I think I remained with him for nearly an hour. Then, after he had told me that his intention was to stay in England, at least for the present, I left him and walked back to my desolate home, where, Gwen having retired, I sat for a further hour in my den, deeply thinking.
That Kirk was in some secret way in association with the bogus Professor was plain. Was it not, then, more than likely that they would ere long meet again? If I kept a wary eye upon him, I might, I saw, discover something of great interest.
Who could this man be who led a dual existence for no apparent cause; this man who was narrow-minded and penurious in Bedford Park, yet was wealthy and open-handed in Whitehall Court?
As I calmly reviewed the whole extraordinary situation I saw that, in turn, I mistrusted the whole of the actors in that bewildering drama. Ethelwynn, the calm, sweet, clear-eyed girl, so content in her great love for Leonard Langton, though she had actually witnessed her father lying dead and cold, yet now refused to presume his death! Why? Doctor Flynn I disliked instinctively; Langton was evidently playing a double game, having denied all knowledge of Kirk, whereas the latter was his friend; Antonio and Pietro were away; while Kirk himself, silent and cunning, was pretending a complete ignorance which was only ill-feigned.
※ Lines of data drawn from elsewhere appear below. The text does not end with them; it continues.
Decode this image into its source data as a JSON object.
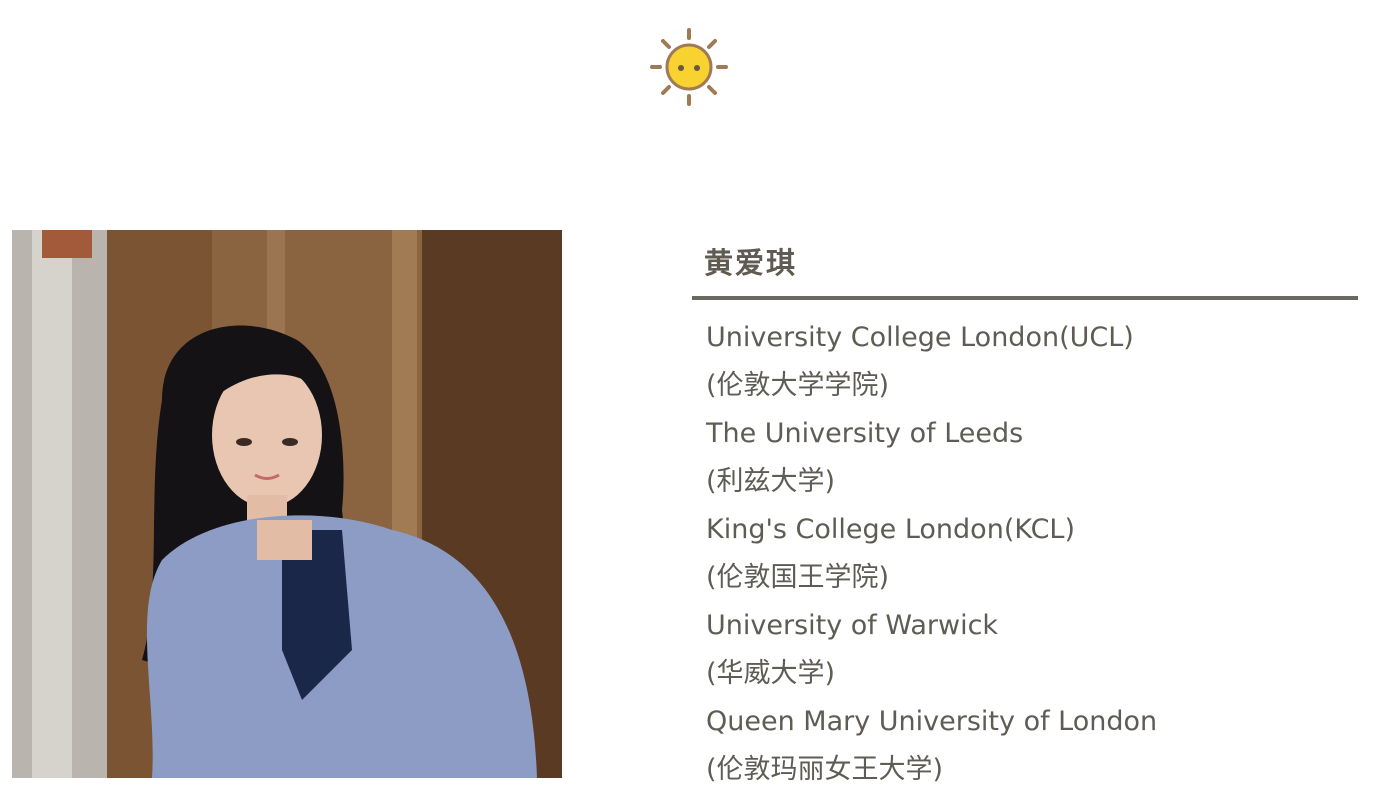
{
  "header": {
    "icon": "sun-icon"
  },
  "profile": {
    "photo": "portrait-photo",
    "name": "黄爱琪",
    "accent_color": "#6b6a62",
    "text_color": "#5f5b55"
  },
  "universities": [
    {
      "en": "University College London(UCL)",
      "zh": "(伦敦大学学院)"
    },
    {
      "en": "The University of Leeds",
      "zh": "(利兹大学)"
    },
    {
      "en": "King's College London(KCL)",
      "zh": "(伦敦国王学院)"
    },
    {
      "en": "University of Warwick",
      "zh": "(华威大学)"
    },
    {
      "en": "Queen Mary University of London",
      "zh": "(伦敦玛丽女王大学)"
    }
  ]
}
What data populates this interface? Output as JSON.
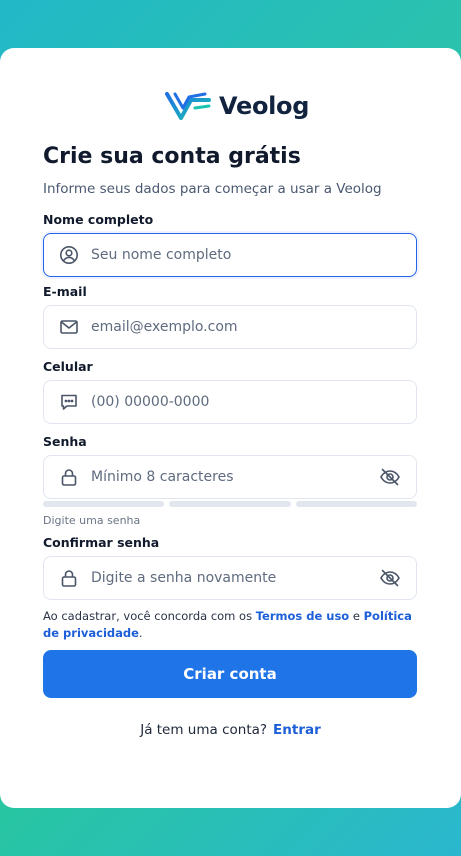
{
  "brand": {
    "name": "Veolog"
  },
  "header": {
    "title": "Crie sua conta grátis",
    "subtitle": "Informe seus dados para começar a usar a Veolog"
  },
  "form": {
    "name": {
      "label": "Nome completo",
      "placeholder": "Seu nome completo",
      "icon": "user-circle-icon"
    },
    "email": {
      "label": "E-mail",
      "placeholder": "email@exemplo.com",
      "icon": "mail-icon"
    },
    "phone": {
      "label": "Celular",
      "placeholder": "(00) 00000-0000",
      "icon": "message-icon"
    },
    "password": {
      "label": "Senha",
      "placeholder": "Mínimo 8 caracteres",
      "icon": "lock-icon",
      "toggle_icon": "eye-off-icon",
      "hint": "Digite uma senha",
      "strength_filled": 0
    },
    "confirm": {
      "label": "Confirmar senha",
      "placeholder": "Digite a senha novamente",
      "icon": "lock-icon",
      "toggle_icon": "eye-off-icon"
    },
    "terms": {
      "prefix": "Ao cadastrar, você concorda com os ",
      "terms_link": "Termos de uso",
      "conjunction": " e ",
      "privacy_link": "Política de privacidade",
      "suffix": "."
    },
    "submit_label": "Criar conta"
  },
  "footer": {
    "question": "Já tem uma conta?",
    "login_link": "Entrar"
  },
  "colors": {
    "primary": "#1f74e8",
    "link": "#1d5fd8",
    "text": "#111a2c",
    "border": "#e1e6ee",
    "focus": "#2563eb"
  }
}
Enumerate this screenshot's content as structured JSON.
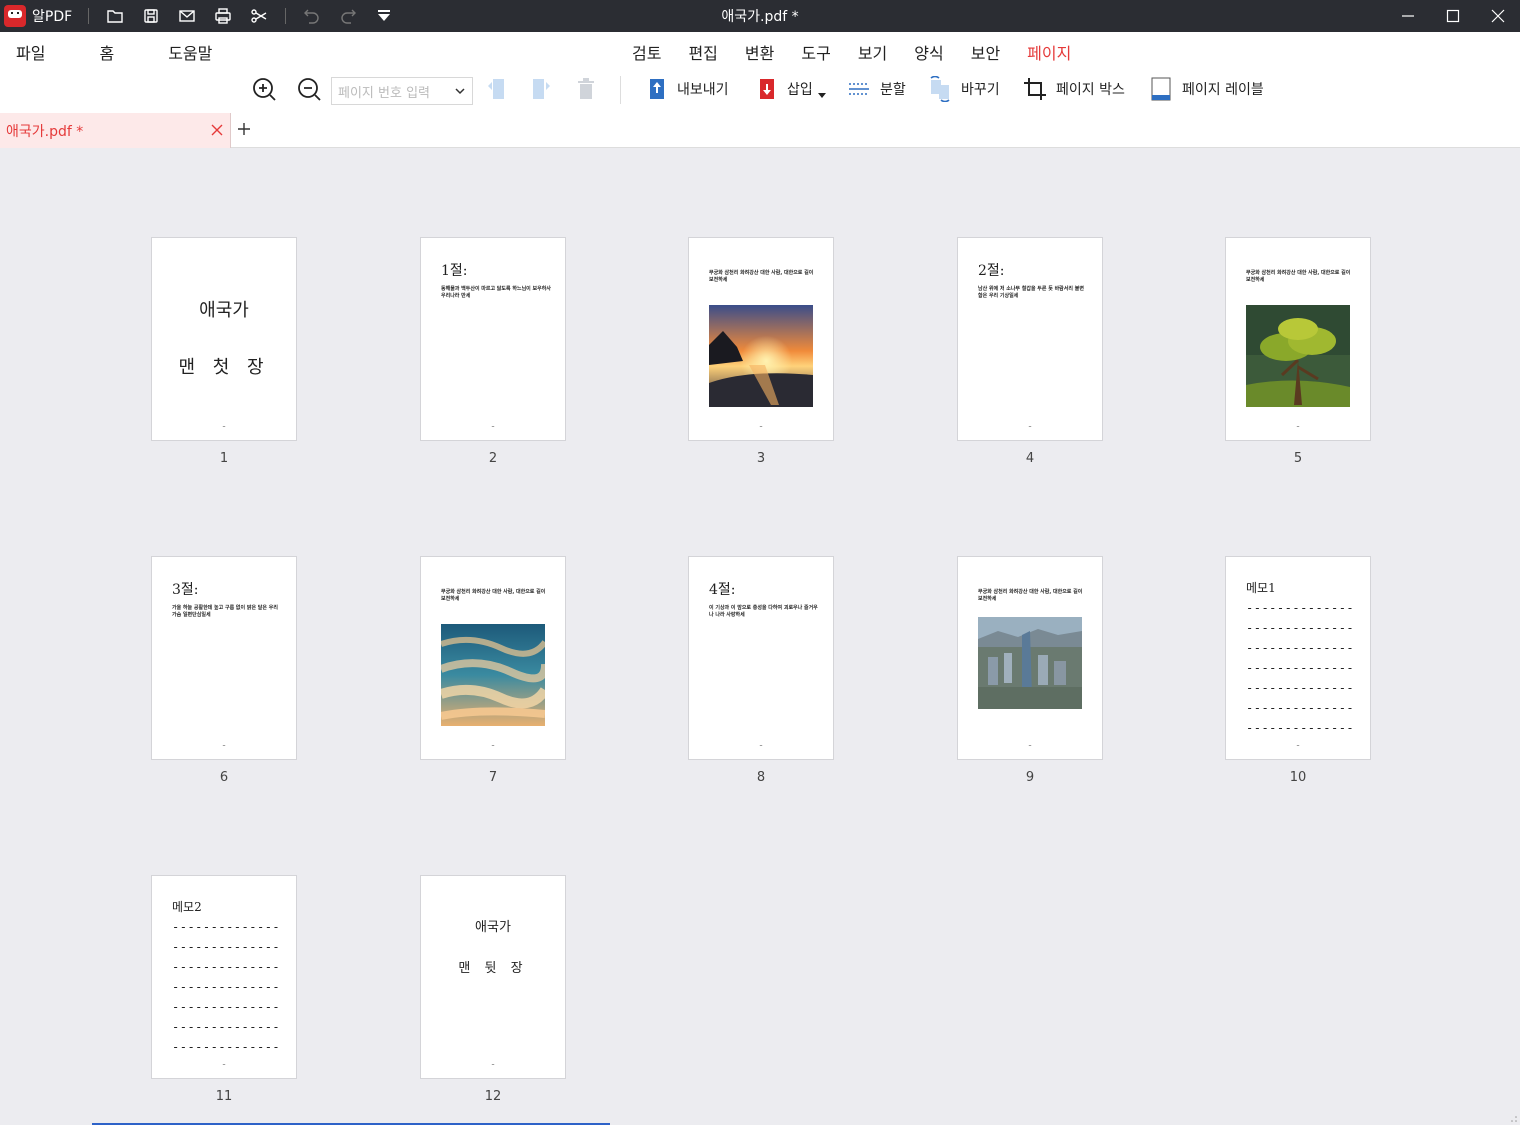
{
  "titlebar": {
    "app_name": "알PDF",
    "doc_title": "애국가.pdf *"
  },
  "menu": {
    "left": [
      "파일",
      "홈",
      "도움말"
    ],
    "center": [
      "검토",
      "편집",
      "변환",
      "도구",
      "보기",
      "양식",
      "보안",
      "페이지"
    ],
    "active": "페이지"
  },
  "toolbar": {
    "page_input_placeholder": "페이지 번호 입력",
    "export": "내보내기",
    "insert": "삽입",
    "split": "분할",
    "replace": "바꾸기",
    "page_box": "페이지 박스",
    "page_label": "페이지 레이블"
  },
  "tab": {
    "title": "애국가.pdf *"
  },
  "pages": [
    {
      "num": "1",
      "type": "cover",
      "line1": "애국가",
      "line2": "맨 첫 장"
    },
    {
      "num": "2",
      "type": "verse",
      "heading": "1절:",
      "text": "동해물과 백두산이 마르고 닳도록 하느님이 보우하사 우리나라 만세"
    },
    {
      "num": "3",
      "type": "image",
      "text": "무궁화 삼천리 화려강산 대한 사람, 대한으로 길이 보전하세",
      "image": "sunset-beach"
    },
    {
      "num": "4",
      "type": "verse",
      "heading": "2절:",
      "text": "남산 위에 저 소나무 철갑을 두른 듯 바람서리 불변함은 우리 기상일세"
    },
    {
      "num": "5",
      "type": "image",
      "text": "무궁화 삼천리 화려강산 대한 사람, 대한으로 길이 보전하세",
      "image": "pine-tree"
    },
    {
      "num": "6",
      "type": "verse",
      "heading": "3절:",
      "text": "가을 하늘 공활한데 높고 구름 없이 밝은 달은 우리 가슴 일편단심일세"
    },
    {
      "num": "7",
      "type": "image",
      "text": "무궁화 삼천리 화려강산 대한 사람, 대한으로 길이 보전하세",
      "image": "clouds"
    },
    {
      "num": "8",
      "type": "verse",
      "heading": "4절:",
      "text": "이 기상과 이 맘으로 충성을 다하여 괴로우나 즐거우나 나라 사랑하세"
    },
    {
      "num": "9",
      "type": "image",
      "text": "무궁화 삼천리 화려강산 대한 사람, 대한으로 길이 보전하세",
      "image": "city"
    },
    {
      "num": "10",
      "type": "memo",
      "heading": "메모1",
      "dashes": "--------------"
    },
    {
      "num": "11",
      "type": "memo",
      "heading": "메모2",
      "dashes": "--------------"
    },
    {
      "num": "12",
      "type": "cover-small",
      "line1": "애국가",
      "line2": "맨 뒷 장"
    }
  ],
  "colors": {
    "accent": "#e53a3a",
    "titlebar": "#2b2d33",
    "workspace": "#ececf0"
  }
}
And the most important point of all was that not a breath of suspicion of the Professor’s death had yet leaked out to the public.
Thus, utterly bewildered, I again retired to rest.
Early astir next morning, I set watch upon Kirk’s movements, assisted by Dick Drake, my clean-shaven, bullet-headed chauffeur. A few moments before eleven he came forth, thinly clad and shabby, as he generally appeared in Chiswick, and, walking to Ravenscourt Park Station, took a third-class ticket to Westminster, whence he walked to a rather grimy house situate in Page Street, a poor neighbourhood lying behind the Abbey. There he remained for some time, after which, fearing lest he should recognise me, I directed Drake to follow him, and returned to the garage.